KM: Currently, we collaborate with the National University of Singapore and A*STAR [Agency for Science, Technology, and Research]. We have good collaborations with Singaporean investors like SGInnovate, iGlobe, and EDBI. But we haven’t become an LP in any of them.
With Blume, we have an LP partnership. But in Singapore, our formal partnership has been with universities.
Kr: What are the similarities or differences between Indian and Southeast Asian startups, particularly in terms of how they operate and the founders’ mindsets?
KM: The two key differences are that while Indian startups have access to better talent, Southeast Asian startups, especially Singaporean deep tech startups, have a better regulatory sandbox to operate in.
The modus operandi for most Singaporean deep tech companies is to use the regulatory sandbox created by the government to build a proof of concept and immediately expand to the US. However, Indian startups tend to take some time building the product for the Indian market, make the product robust, and then expand to global markets.

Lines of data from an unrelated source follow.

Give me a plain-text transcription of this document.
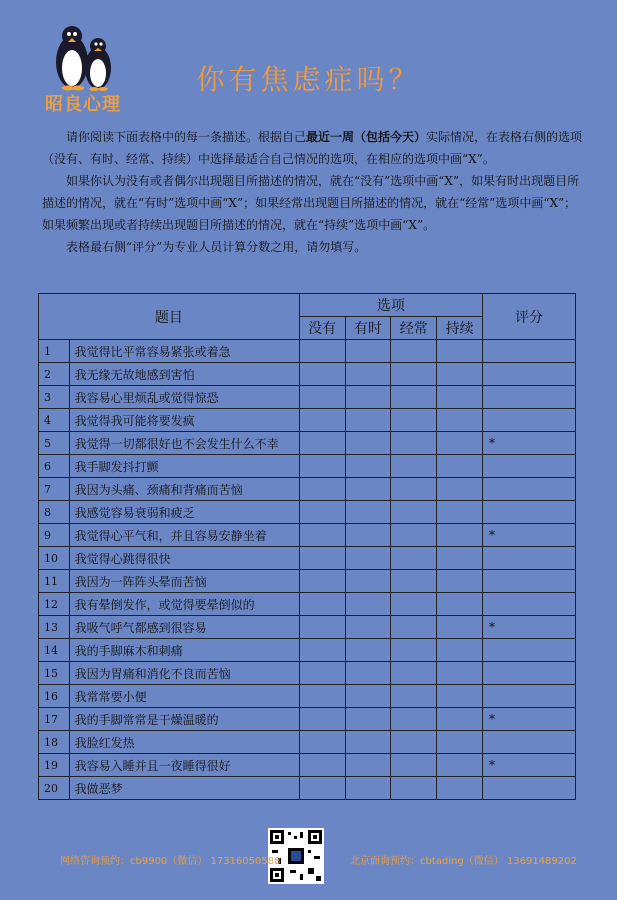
昭良心理
你有焦虑症吗？

请你阅读下面表格中的每一条描述。根据自己最近一周（包括今天）实际情况，在表格右侧的选项（没有、有时、经常、持续）中选择最适合自己情况的选项，在相应的选项中画“X”。

如果你认为没有或者偶尔出现题目所描述的情况，就在“没有”选项中画“X”，如果有时出现题目所描述的情况，就在“有时”选项中画“X”；如果经常出现题目所描述的情况，就在“经常”选项中画“X”；如果频繁出现或者持续出现题目所描述的情况，就在“持续”选项中画“X”。

表格最右侧“评分”为专业人员计算分数之用，请勿填写。

题目		选项				评分
		没有	有时	经常	持续	
1	我觉得比平常容易紧张或着急					
2	我无缘无故地感到害怕					
3	我容易心里烦乱或觉得惊恐					
4	我觉得我可能将要发疯					
5	我觉得一切都很好也不会发生什么不幸					*
6	我手脚发抖打颤					
7	我因为头痛、颈痛和背痛而苦恼					
8	我感觉容易衰弱和疲乏					
9	我觉得心平气和，并且容易安静坐着					*
10	我觉得心跳得很快					
11	我因为一阵阵头晕而苦恼					
12	我有晕倒发作，或觉得要晕倒似的					
13	我吸气呼气都感到很容易					*
14	我的手脚麻木和刺痛					
15	我因为胃痛和消化不良而苦恼					
16	我常常要小便					
17	我的手脚常常是干燥温暖的					*
18	我脸红发热					
19	我容易入睡并且一夜睡得很好					*
20	我做恶梦					
网络咨询预约：cb9900（微信） 17316050588	北京面询预约：cbtading（微信） 13691489202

Both have their own advantages. The end outcomes are great for both, but the paths are different. For example, it is very hard for a Singaporean deep tech company in a B2B tech space to expand to other Southeast Asian or African markets.
Singaporean deep tech companies usually expand only to developed countries. Most Singaporean deep tech companies build for the top 1 to 2 billion people in the world, but Indian deep tech startups are really good at building for the bottom 4 or 5 billion people in the world.